Follow Salcantay River to Santa Teresa (1,900m); train to Aguas Calientes.
Rising early, we follow an original Inca trail which climbs uphill for two hours to the site of Llactapacta. After a final two hour descent we reach the hydroelectric station at Santa Teresa (1,900m) – a good spot for lunch. After lunch we cross the Vilcanota River, where we finish our trek. We board the train to Aguas Calientes and check into our hotel upon arrival for a well-earned rest and a shower!
Morning tour of Machu Picchu; train to Ollantaytambo.
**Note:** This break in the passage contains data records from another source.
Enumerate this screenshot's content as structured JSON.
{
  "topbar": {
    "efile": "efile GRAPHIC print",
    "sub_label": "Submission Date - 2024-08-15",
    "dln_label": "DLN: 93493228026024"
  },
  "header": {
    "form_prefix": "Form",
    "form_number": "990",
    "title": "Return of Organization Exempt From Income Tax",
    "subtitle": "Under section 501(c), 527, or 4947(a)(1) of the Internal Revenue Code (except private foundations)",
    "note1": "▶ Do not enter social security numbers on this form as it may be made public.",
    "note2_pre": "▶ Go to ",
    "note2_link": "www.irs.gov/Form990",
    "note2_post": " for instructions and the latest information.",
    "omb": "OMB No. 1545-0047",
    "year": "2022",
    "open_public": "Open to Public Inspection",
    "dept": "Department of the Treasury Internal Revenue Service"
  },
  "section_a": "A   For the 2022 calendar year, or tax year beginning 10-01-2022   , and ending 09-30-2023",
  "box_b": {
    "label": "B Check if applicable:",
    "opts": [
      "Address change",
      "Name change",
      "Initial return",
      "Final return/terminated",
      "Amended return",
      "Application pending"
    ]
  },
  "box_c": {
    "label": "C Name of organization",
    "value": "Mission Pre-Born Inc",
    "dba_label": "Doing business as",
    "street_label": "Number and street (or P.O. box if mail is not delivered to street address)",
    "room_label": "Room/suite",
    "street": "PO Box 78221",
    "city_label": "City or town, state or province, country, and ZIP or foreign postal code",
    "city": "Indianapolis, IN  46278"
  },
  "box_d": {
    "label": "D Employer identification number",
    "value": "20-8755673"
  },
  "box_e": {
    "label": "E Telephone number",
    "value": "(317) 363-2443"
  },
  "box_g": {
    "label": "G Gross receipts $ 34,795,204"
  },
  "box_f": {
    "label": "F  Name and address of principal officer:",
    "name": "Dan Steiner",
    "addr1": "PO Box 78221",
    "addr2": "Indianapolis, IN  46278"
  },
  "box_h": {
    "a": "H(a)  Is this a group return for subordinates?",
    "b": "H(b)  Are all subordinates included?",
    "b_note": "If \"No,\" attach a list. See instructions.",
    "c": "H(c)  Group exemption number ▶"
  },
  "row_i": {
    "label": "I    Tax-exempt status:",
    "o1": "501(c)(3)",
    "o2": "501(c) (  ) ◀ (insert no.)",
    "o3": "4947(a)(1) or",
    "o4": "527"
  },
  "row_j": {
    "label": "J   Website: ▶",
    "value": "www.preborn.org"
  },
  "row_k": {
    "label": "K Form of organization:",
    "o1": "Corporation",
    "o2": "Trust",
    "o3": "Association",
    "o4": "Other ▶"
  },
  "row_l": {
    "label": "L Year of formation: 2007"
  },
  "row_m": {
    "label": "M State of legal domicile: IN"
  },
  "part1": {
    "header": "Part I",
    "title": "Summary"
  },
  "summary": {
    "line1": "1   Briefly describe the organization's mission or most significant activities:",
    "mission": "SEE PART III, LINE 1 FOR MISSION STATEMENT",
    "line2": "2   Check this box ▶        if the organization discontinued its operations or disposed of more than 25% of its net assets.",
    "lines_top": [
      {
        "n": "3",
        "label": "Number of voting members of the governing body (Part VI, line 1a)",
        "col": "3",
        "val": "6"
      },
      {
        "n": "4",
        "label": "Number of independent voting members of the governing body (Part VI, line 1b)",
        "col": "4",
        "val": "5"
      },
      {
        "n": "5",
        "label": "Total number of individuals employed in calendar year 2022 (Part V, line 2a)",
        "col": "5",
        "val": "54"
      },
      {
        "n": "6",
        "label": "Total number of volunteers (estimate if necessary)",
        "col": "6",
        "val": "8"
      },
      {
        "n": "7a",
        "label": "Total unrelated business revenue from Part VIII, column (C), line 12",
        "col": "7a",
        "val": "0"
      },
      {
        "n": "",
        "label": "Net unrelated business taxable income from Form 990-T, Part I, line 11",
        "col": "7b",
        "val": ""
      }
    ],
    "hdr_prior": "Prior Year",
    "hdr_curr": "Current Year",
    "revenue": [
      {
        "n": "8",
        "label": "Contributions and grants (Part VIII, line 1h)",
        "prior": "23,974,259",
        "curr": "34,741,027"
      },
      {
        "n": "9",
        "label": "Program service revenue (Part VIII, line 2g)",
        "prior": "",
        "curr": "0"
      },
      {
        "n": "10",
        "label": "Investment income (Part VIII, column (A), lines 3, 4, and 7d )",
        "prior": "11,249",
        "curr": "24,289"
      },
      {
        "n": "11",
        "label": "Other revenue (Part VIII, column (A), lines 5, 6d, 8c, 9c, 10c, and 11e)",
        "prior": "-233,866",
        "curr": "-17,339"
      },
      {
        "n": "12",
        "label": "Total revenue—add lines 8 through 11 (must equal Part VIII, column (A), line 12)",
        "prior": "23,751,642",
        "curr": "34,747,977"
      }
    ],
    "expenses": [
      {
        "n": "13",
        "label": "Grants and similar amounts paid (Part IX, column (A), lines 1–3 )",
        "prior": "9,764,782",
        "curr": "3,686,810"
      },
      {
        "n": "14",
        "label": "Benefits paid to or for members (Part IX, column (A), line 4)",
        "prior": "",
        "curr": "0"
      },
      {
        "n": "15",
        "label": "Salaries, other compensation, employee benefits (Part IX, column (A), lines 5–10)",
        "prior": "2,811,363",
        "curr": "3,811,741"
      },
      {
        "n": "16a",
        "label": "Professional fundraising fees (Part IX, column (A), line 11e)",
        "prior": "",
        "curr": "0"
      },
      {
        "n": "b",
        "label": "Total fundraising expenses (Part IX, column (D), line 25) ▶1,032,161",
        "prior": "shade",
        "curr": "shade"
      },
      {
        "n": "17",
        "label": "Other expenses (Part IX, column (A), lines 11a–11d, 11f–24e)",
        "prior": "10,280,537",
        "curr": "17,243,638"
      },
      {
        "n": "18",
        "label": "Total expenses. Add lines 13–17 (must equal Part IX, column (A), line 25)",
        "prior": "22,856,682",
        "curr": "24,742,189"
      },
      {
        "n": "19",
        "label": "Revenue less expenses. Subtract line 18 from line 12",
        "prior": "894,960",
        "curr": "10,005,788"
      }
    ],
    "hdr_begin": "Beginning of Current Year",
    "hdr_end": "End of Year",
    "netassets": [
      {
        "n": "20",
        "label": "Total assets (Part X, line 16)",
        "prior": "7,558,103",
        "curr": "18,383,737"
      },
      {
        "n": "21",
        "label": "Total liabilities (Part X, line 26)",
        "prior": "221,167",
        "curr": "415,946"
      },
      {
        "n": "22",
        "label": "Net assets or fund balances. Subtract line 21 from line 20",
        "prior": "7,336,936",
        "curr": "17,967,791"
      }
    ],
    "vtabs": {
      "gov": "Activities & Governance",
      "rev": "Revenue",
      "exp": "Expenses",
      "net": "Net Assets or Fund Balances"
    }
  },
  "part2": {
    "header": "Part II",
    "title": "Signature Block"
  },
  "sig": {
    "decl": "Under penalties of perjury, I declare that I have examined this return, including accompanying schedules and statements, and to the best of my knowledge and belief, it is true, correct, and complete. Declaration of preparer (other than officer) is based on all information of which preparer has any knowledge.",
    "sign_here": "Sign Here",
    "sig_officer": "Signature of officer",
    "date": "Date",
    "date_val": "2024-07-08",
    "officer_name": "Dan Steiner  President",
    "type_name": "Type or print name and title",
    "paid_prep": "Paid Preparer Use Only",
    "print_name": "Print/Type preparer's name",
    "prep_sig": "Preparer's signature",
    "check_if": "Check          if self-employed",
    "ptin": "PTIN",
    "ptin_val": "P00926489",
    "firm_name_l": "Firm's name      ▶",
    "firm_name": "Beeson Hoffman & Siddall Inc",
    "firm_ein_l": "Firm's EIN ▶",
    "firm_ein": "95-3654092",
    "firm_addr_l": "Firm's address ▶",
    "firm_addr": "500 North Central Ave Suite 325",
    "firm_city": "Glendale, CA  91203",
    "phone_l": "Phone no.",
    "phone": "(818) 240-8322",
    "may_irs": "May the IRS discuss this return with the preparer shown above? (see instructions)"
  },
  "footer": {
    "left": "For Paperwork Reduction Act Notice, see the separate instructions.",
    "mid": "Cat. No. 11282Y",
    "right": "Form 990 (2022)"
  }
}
In order to beat the day-trippers coming from Cuzco, we wake early this morning and catch the bus (approx. thirty minutes) up the winding road to the greatest ruin in the world; Machu Picchu. The well-preserved Inca architecture, combined with its spectacular location on a mountain spur high above the Urubamba River, makes Machu Picchu one of the world's most impressive ruins. Your leader will give you a two/three hour guided tour of the ruins and afterwards there will be free time to explore at your leisure. There are some spectacular walks around the site that you may wish to do, including following the path to the Inca Drawbridge. Once you’ve had your fill, return to Aguas Calientes in time to catch an afternoon train which winds its way through the beautiful Urubamba River Valley back to Ollantaytambo (approx. one and a half hours).
Sacred Valley tour; continue to Cuzco.
We wake to explore the narrow cobbled streets and the colossal Inca stone terraces which dominate the hillside above Ollantaytambo town. The archaeological site at Ollantaytambo was the royal estate of Inca Emperor Pachacuti as well as being of religious and defensive significance. Travelling by road we next visit the ruins of the Citadel at Pisac where Inca terraces are carved into the solid rock itself and there will also be time to walk around the colourful market. Afterwards we continue the drive to Cuzco, passing through high-Andean scenery dotted with old towns and villages dating back to pre-Columbian times.
For land only travellers, the trip ends in Cuzco after breakfast today.